There was no Rocky Balboa, outside of a seed in Sly Stallone’s imagination.
That was in November 1970 as I was passing the midpoint of the Philadelphia Marathon. I recognized the spot immediately several years later in a movie theatre when Rocky Balboa made his famous run up the museum steps.

Returning nearly 45 years later, it was amusing to see how Stallone’s fictional run celebrated like an Olympian. He only had 72 steps to climb. I had 26 miles and 385 yards to run that Sunday.
It has, of course, become a tourist cliché to pose with arms raised in front of the Rocky statue, rivaled in cheesy predictability perhaps only by having one’s photo taken while appearing to prop up the Leaning Tower of Pisa.
Most gratifying in my recent visit to Philadelphia was to see how the art museum had become a focal point for physical fitness. It was a Saturday morning and area was pulsing with runners, cyclists and others immersed in various forms of workouts.
There was a fitness instructor with an array of workout stations and equipment set up in front of the museum steps leading a group workout next to the Rocky statue.
As I waited for a chance to photograph the statue without a mugging tourist in the shot, a pack of runners wearing race numbers passed by in pursuit of a distant finish line.
I wondered how much Rocky was responsible for the confluence of fitness fanatics. Most likely it had more to do with the venue, an appealing waterfront path adjacent to the museum that runs for miles along the Schuylkill River, which we followed in the marathon. And with how participation in physical activities has flourished like never before.
There are now more than 30,000 participants in the Philadelphia Marathon, still staged each November. In 1970 when I ran there were 268 runners. None of them were women.

There were numerous determined female runners passing me as I jogged around the museum and began following the river path retracing my steps from the distant past. It was surreal to pass the row of boathouses that had been the staging area for the marathon; we used a locker room in one of them to change and stow our street clothes.
The big surprise was in coming upon a large cluster of tents. By coincidence, my visit coincided with the Stroehmann Back on My Feet in24 Philadelphia Race Challenge. Those competing in the ultra-marathon had that morning begun a 24-hour run.
My unforgettable run seemed to go on that long, but in reality lasted less than four hours.

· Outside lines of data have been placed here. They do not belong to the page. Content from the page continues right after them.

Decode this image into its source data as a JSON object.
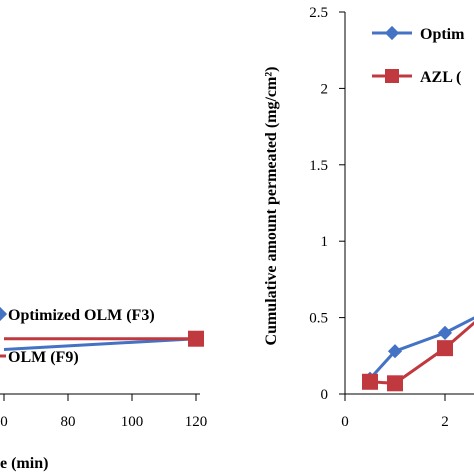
{
  "colors": {
    "blue": "#4472C4",
    "red": "#C0393F",
    "axis": "#000000"
  },
  "chart_data": [
    {
      "type": "line",
      "xlabel": "e (min)",
      "ylabel": "",
      "x_ticks": [
        "0",
        "80",
        "100",
        "120"
      ],
      "xlim": [
        60,
        120
      ],
      "legend_position": "bottom",
      "series": [
        {
          "name": "Optimized OLM (F3)",
          "color": "#4472C4",
          "marker": "diamond",
          "x": [
            60,
            120
          ],
          "y": [
            0.78,
            0.97
          ]
        },
        {
          "name": "OLM (F9)",
          "color": "#C0393F",
          "marker": "square",
          "x": [
            60,
            120
          ],
          "y": [
            0.97,
            0.97
          ]
        }
      ]
    },
    {
      "type": "line",
      "xlabel": "",
      "ylabel": "Cumulative amount permeated (mg/cm²)",
      "y_ticks": [
        "0",
        "0.5",
        "1",
        "1.5",
        "2",
        "2.5"
      ],
      "x_ticks": [
        "0",
        "2"
      ],
      "xlim": [
        0,
        2.6
      ],
      "ylim": [
        0,
        2.5
      ],
      "legend_position": "top-right",
      "series": [
        {
          "name": "Optim",
          "color": "#4472C4",
          "marker": "diamond",
          "x": [
            0.5,
            1,
            2,
            2.6
          ],
          "y": [
            0.1,
            0.28,
            0.4,
            0.5
          ]
        },
        {
          "name": "AZL (",
          "color": "#C0393F",
          "marker": "square",
          "x": [
            0.5,
            1,
            2,
            2.6
          ],
          "y": [
            0.08,
            0.07,
            0.3,
            0.47
          ]
        }
      ]
    }
  ]
}
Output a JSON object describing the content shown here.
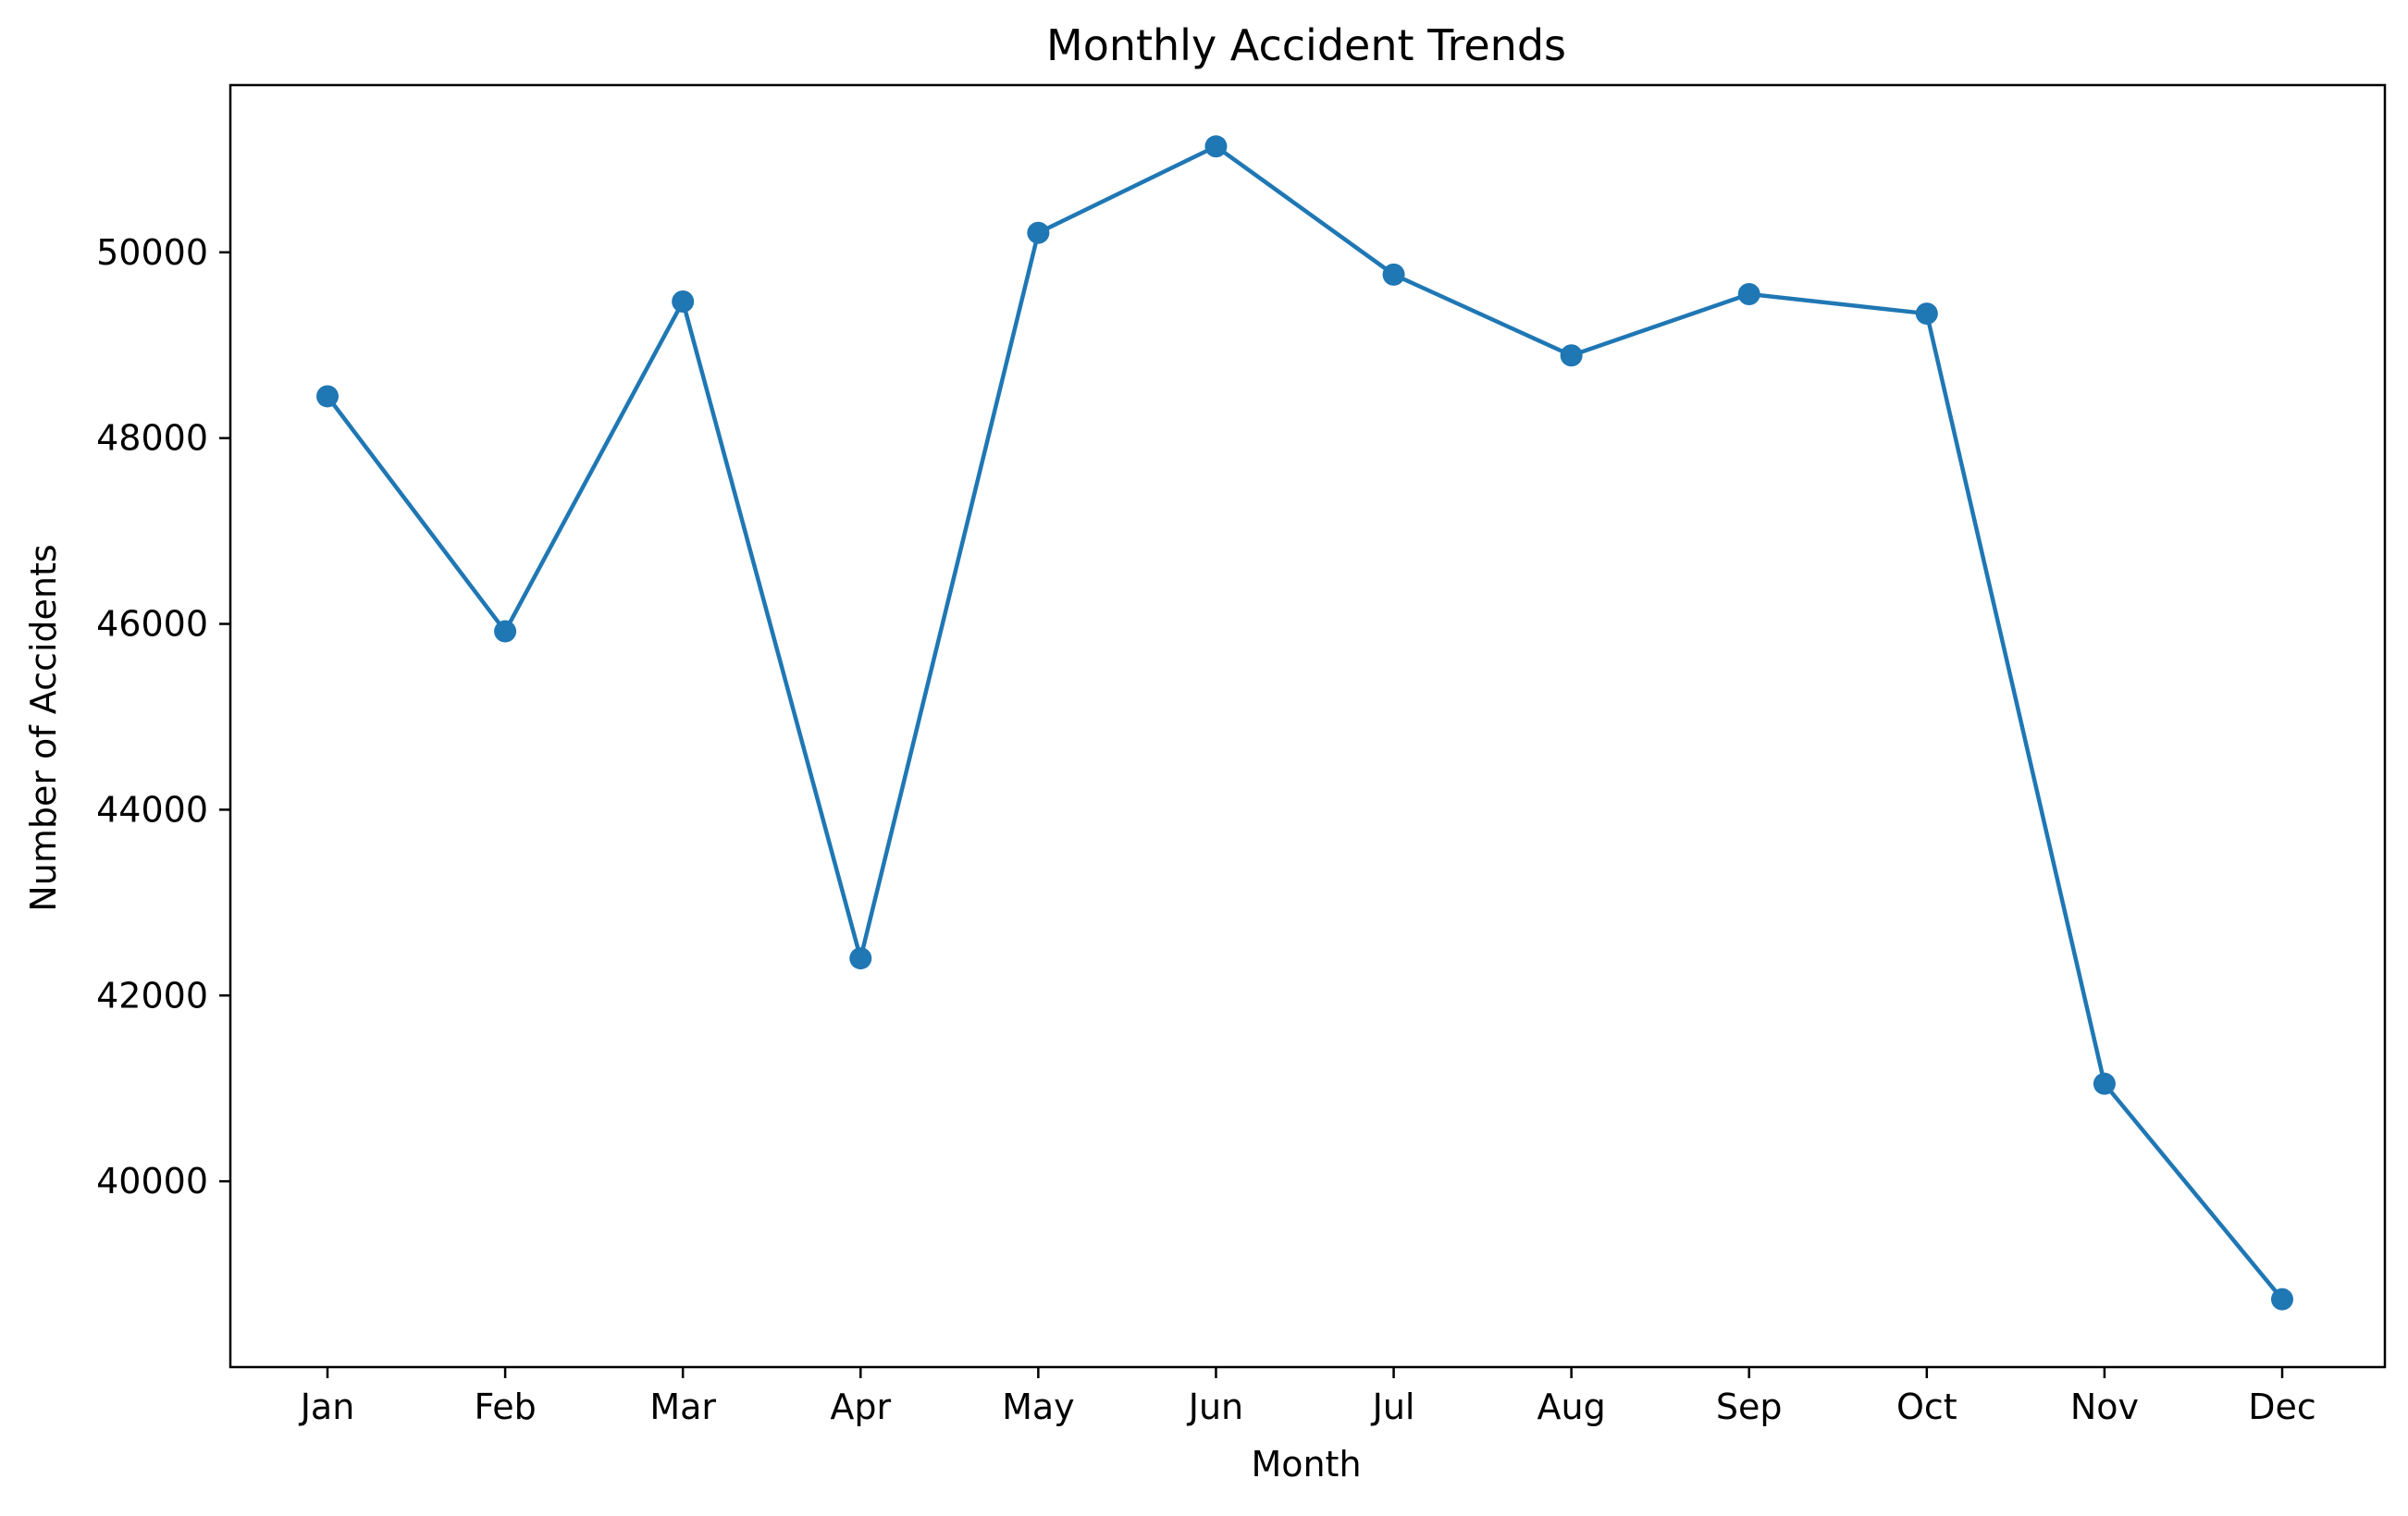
{
  "chart_data": {
    "type": "line",
    "title": "Monthly Accident Trends",
    "xlabel": "Month",
    "ylabel": "Number of Accidents",
    "categories": [
      "Jan",
      "Feb",
      "Mar",
      "Apr",
      "May",
      "Jun",
      "Jul",
      "Aug",
      "Sep",
      "Oct",
      "Nov",
      "Dec"
    ],
    "series": [
      {
        "values": [
          48450,
          45920,
          49470,
          42400,
          50210,
          51140,
          49760,
          48890,
          49550,
          49340,
          41050,
          38730
        ]
      }
    ],
    "ylim": [
      38000,
      51800
    ],
    "yticks": [
      40000,
      42000,
      44000,
      46000,
      48000,
      50000
    ],
    "ytick_labels": [
      "40000",
      "42000",
      "44000",
      "46000",
      "48000",
      "50000"
    ],
    "grid": false,
    "legend": "none",
    "colors": {
      "line": "#1f77b4",
      "marker": "#1f77b4",
      "axes": "#000000"
    },
    "marker": "circle"
  }
}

The last half of the race had been an ordeal because I hadn’t trained to run that far.
My high school cross country buddy Kurt Wilkens, his older brother Eric, and I had traveled from Ohio to Philadelphia that Thanksgiving weekend more as a whim than a competitive venture. I hadn’t done a run longer than 10 miles in the weeks leading up to it.
When you’re 17 you believe anything is possible. I found otherwise when I reached the limit of my training a few miles into the second loop of the course. Without warning my left hamstring cramped and I sprawled face down on the asphalt path.
As I recall there were about nine miles remaining, and getting through them involved frequent stops to massage the cramp in my leg.
I was determined to finish, and I feel prouder of the accomplishment now than I did then in capturing the spirit of “Rocky” six years before Stallone’s character inspired underdogs everywhere.

A clipping from the school newspaper that I still have says I finished 98th, ahead of more than half of the field (Kurt was 51st); it took 3 hours, 55 minutes. I’d be satisfied to match that time now, though I’ve acquired enough sense to not attempt it without the training necessary to go the distance.
Another landmark I recognized from running the marathon was the gilded statue of Joan of Arc astride a horse. It is on a pedestal across the street from the Rocky statue. Curiously, no one was posing for photos with the tribute to a remarkable historic figure, flocking instead to the fictional hero.
It should be noted that Rocky is not universally embraced as a Philadelphia icon. A former president of the art museum had it banished from the grounds and it spent a number of years in exile outside the city’s sports arena.
But it staged a comeback. Rocky always does.